Perhaps inevitably, the report is being incorporated into the debate on the future of agriculture in New Zealand. Its other main point, that we need to stop burning fossil fuels, is being obscured. In both the conventional and the proposed models in the report, this has barely started by 2032, and all the heavy lifting is left to the 2040s. In fact, to limit warming to 1.5ºC, we need to cut fossil fuel emissions by 6% per year if we start now. That would mean cuts of 2.4 million tonnes of CO2 per year, equivalent to taking 1.2 million petrol cars off the road each year.
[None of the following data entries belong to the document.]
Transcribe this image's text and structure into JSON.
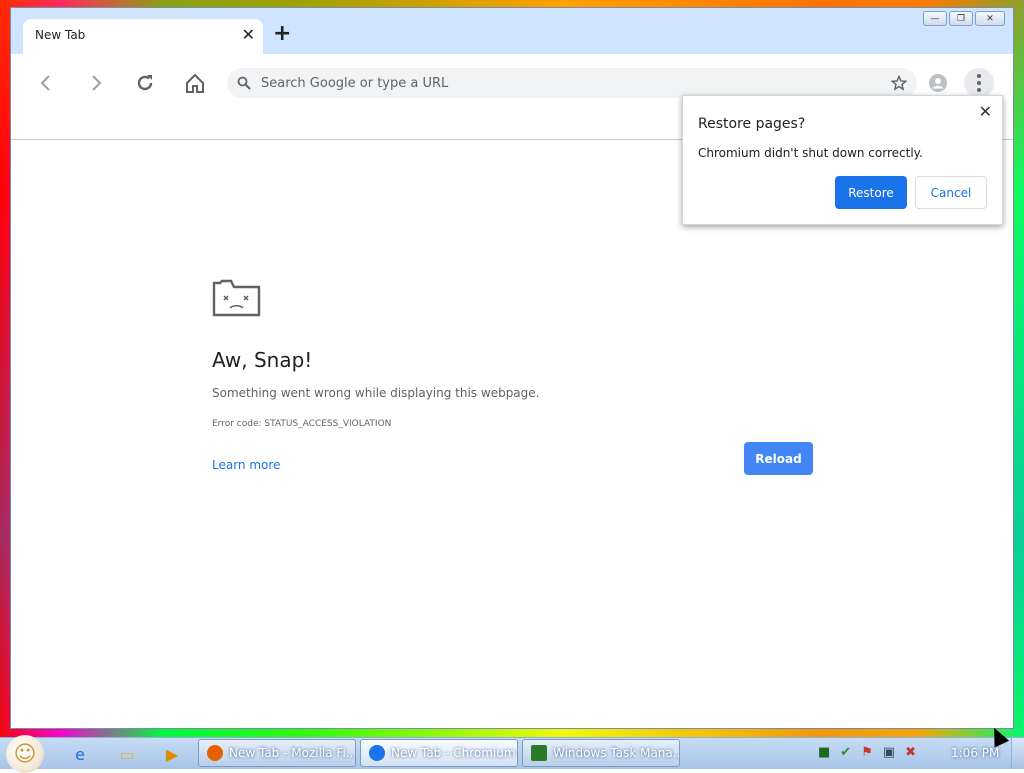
{
  "window": {
    "title": "New Tab"
  },
  "tabs": [
    {
      "title": "New Tab",
      "close": "✕"
    }
  ],
  "new_tab": "+",
  "window_controls": {
    "minimize": "—",
    "maximize": "❐",
    "close": "✕"
  },
  "omnibox": {
    "placeholder": "Search Google or type a URL",
    "value": ""
  },
  "error": {
    "title": "Aw, Snap!",
    "message": "Something went wrong while displaying this webpage.",
    "code": "Error code: STATUS_ACCESS_VIOLATION",
    "learn_more": "Learn more",
    "reload": "Reload"
  },
  "restore_bubble": {
    "title": "Restore pages?",
    "message": "Chromium didn't shut down correctly.",
    "restore": "Restore",
    "cancel": "Cancel",
    "close": "✕"
  },
  "taskbar": {
    "items": [
      {
        "label": "New Tab - Mozilla Fi...",
        "icon": "firefox-icon",
        "color": "#e66000"
      },
      {
        "label": "New Tab - Chromium",
        "icon": "chromium-icon",
        "color": "#1a73e8"
      },
      {
        "label": "Windows Task Mana...",
        "icon": "task-manager-icon",
        "color": "#2a7a2a"
      }
    ],
    "clock": "1:06 PM"
  },
  "colors": {
    "accent": "#1a73e8",
    "reload": "#4285f4",
    "tabstrip": "#cfe5ff"
  }
}
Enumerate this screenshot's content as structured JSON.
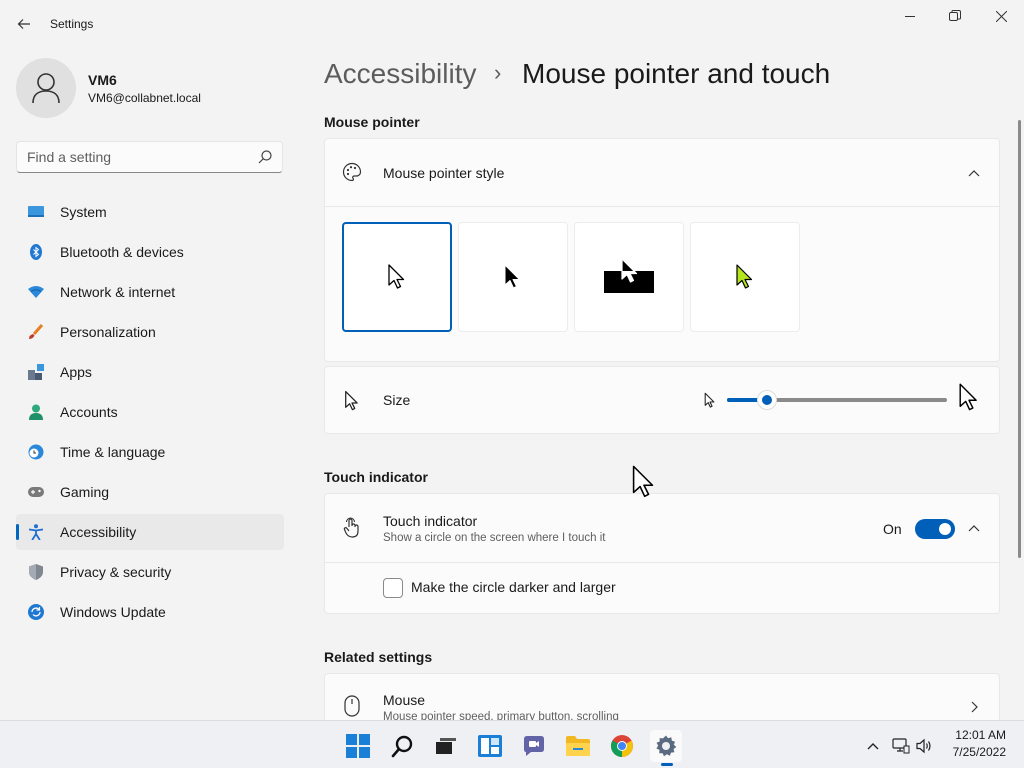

Part of the report’s lack of urgency is related to the choice of a 2075 timeline:
It was also decided to investigate a time horizon out to 2075, rather than 2050. While 2050 has been the subject of political commitments, there is no magic about the year 2050. At the international level, the Paris Agreement simply indicates the need to balance sources and sinks in the second half of this century.
Except that’s not the whole story of the Paris Agreement. The crucial clause 4 states:
In order to achieve the long-term temperature goal set out in Article 2 [Holding the increase in the global average temperature to well below 2 °C above pre-industrial levels and pursuing efforts to limit the temperature increase to 1.5 °C], Parties aim to reach global peaking of greenhouse gas emissions as soon as possible, recognizing that peaking will take longer for developing country Parties, and to undertake rapid reductions thereafter in accordance with best available science, so as to achieve a balance between anthropogenic emissions by sources and removals by sinks of greenhouse gases in the second half of this century, on the basis of equity, and in the context of sustainable development and efforts to eradicate poverty.
Equity, and the 1.5ºC limit, are not mentioned in the report. They require much stronger action to start cutting fossil fuel emissions now.